The street where I was born and lived on and off; the one where I still live is called "BehindPalace" possibly because of My great grandfather's long gone mansion or the imposing German Consulate in a way the word "behind" loses its meaning.
Up to 1954, there was only the ten room wooden house with its two station wood heated Turkish bath (which still survives in protest against the mis-care of a somewhat distant cousin who listens to music and wears the same brown tight fitting leather jacket from which I avert my gaze every time we meet) a large wooden door, a short drive-way for horse carriages, two ruins, (a foundation and a cistern) , and a dried up well, hidden by thirty feet or higher walls.
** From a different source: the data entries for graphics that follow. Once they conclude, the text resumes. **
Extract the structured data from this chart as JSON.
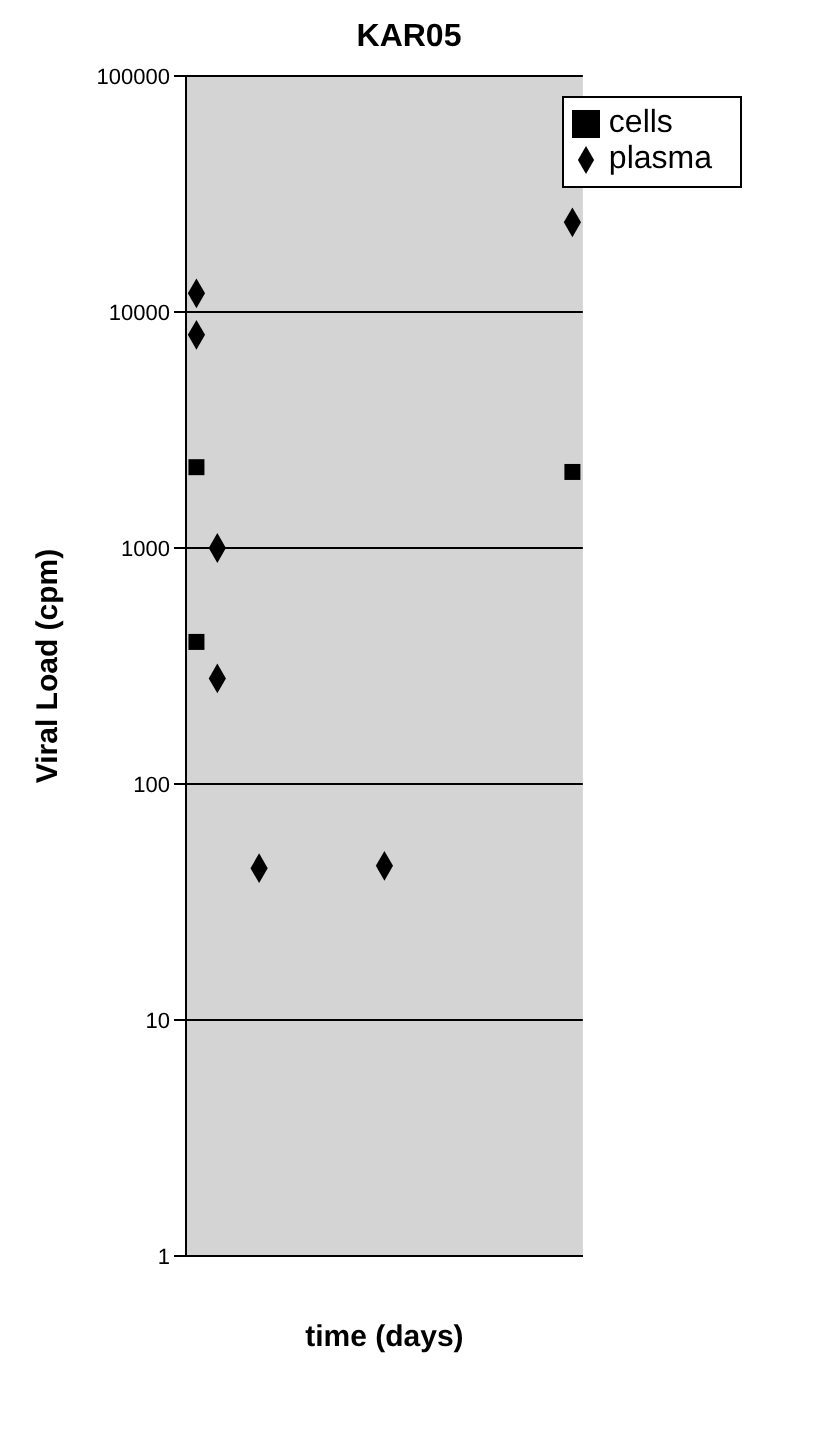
{
  "chart_data": {
    "type": "scatter",
    "title": "KAR05",
    "xlabel": "time (days)",
    "ylabel": "Viral Load (cpm)",
    "categories": [
      null,
      null,
      null,
      null,
      null,
      null,
      null,
      null,
      null,
      null,
      null,
      null,
      null,
      null,
      null,
      null,
      null,
      null,
      null
    ],
    "series": [
      {
        "name": "plasma",
        "color": "#000000",
        "marker": "diamond",
        "values": [
          8000,
          280,
          null,
          44,
          null,
          null,
          null,
          null,
          null,
          45,
          null,
          null,
          null,
          null,
          null,
          null,
          null,
          null,
          24000
        ]
      },
      {
        "color": "#000000",
        "marker": "diamond",
        "values": [
          12000,
          1000,
          null,
          null,
          null,
          null,
          null,
          null,
          null,
          null,
          null,
          null,
          null,
          null,
          null,
          null,
          null,
          null,
          null
        ]
      },
      {
        "name": "cells",
        "color": "#000000",
        "marker": "square",
        "values": [
          400,
          null,
          null,
          null,
          null,
          null,
          null,
          null,
          null,
          null,
          null,
          null,
          null,
          null,
          null,
          null,
          null,
          null,
          2100
        ]
      },
      {
        "color": "#000000",
        "marker": "square",
        "values": [
          2200,
          null,
          null,
          null,
          null,
          null,
          null,
          null,
          null,
          null,
          null,
          null,
          null,
          null,
          null,
          null,
          null,
          null,
          null
        ]
      }
    ],
    "ylim": [
      1,
      100000
    ],
    "yticks": [
      1,
      10,
      100,
      1000,
      10000,
      100000
    ],
    "log": "y",
    "grid": "y",
    "legend": "top right",
    "tick_labels": "y"
  }
}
The street was about fifteen feet higher, but street vendor and playing children sounds would filter through the antique masonry.
STREET BEYOND THE PALACE
It was a narrow street of cobble stones
used for playing football
and then paved with asphalt
not only for hopscotch by the few girls
but other imagined ball games
while I watched from the corner
on days I dared to leave the high- wall- bound garden
with its rusted car chassis intact with a stick shift or hand break,
a three feet tall foundation,
away from a well with its hole half in the wall
and a cistern next to the large wooden gate
on the steep slope named after a bearded grandfather leading up to the street
where the soccer games were almost as interesting as the bugs and the birds of the garden
and the fruit trees and the foundation where a treasure stayed buried
and the old cistern containing mutilated bodies of discarded linoleum.
My soccer career consisted of the two times I was asked to join one of the teams,
and I missed kicking the ball just as I woke up.
until similar circumstances were presented some years later at school,
but fully awake for the misery.
Children and vendors mingled in my street streams,
both types of memory without artistic merit,
of an unfamiliar world of unknown kids and unappreciated food sold by hungry emaciated old men.